[FOUNTAIN]Love it or leave it?Ko Mi-suk, a historian, decodes the latest soccer fever and retrospective boom about Queen Myeongseong in Korean society with a key word: “nationalism.” She argued that the wild popularity of the sport is a “frenzy of patriotism expressed through soccer,” and said Queen Myeongseong has been reinvented as a “martyr who stood against foreign powers” because Koreans are obsessed with the idea that being anti-Japanese is a pursuit of the highest good.
In addition, she says that Koreans highlight nationalistic heroes such as King Gwanggaeto out of a longing to recover the glory of their ancient history.
According to her book, “Modernity of Korea: Search for Its Origin,” nationalism is the mightiest ideology in Korean society. The word minjok, meaning “the people of a nation,” came from Japan in the early 1900s. After the fall of the Joseon Dynasty and the Japanese occupation, Koreans established two divided nations. In the course of those vicissitudes, nationalism became the dominant value in Korean society, whether on the right or the left.

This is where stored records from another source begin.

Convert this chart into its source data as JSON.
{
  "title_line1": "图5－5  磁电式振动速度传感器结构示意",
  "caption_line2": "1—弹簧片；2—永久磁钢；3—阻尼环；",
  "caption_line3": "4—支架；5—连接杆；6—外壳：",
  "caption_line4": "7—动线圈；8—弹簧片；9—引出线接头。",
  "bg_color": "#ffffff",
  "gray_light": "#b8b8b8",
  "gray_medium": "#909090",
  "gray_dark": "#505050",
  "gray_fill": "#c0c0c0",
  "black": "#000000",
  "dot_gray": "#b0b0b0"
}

“North Korea’s nationalism peaked with the rise of the juche ideology,” she says, “and leftists in the 1980s steadfastly stuck to the incantation of minjok to the end.”
Korean society is not the only one to be swept away by nationalism. “The only ideology that moves most nations in the cutting-edge Information Age is nationalism,” she writes. “Unlike other ideologies that alternate between rising and falling, nationalism has never stepped down from its top spot among ideologies.”
Benedict Anderson, who famously defined the nation as an imagined community, criticized nationalism as politically powerful but philosophically impoverished and inconsistent. Unlike other ideologies, nationalism has produced no great philosophers, he argued.
Recently, Korean scholars condemned a view of history that is obsessed with the superiority of the Korean race and with nationalistic ideologies that have been rejected by international society. Its supporters, though, say nationalism is still useful here, if not in the West. But both sides agree that too much nationalism distorts reality and could lead to racism and totalitarianism as well as international ostracism.
Nationalism is here in pop culture. “The Korean Peninsula,” a fictional political movie dripping with anti-Japanese sentiment, is now playing in theaters, and dramas such as “Jumong” and “Yeongaesomun” are on television. I wonder if that’s just commercial exploitation of nationalism?
by Yang Sung-hee
The writer is a culture and sports desk writer of the JoongAng Ilbo.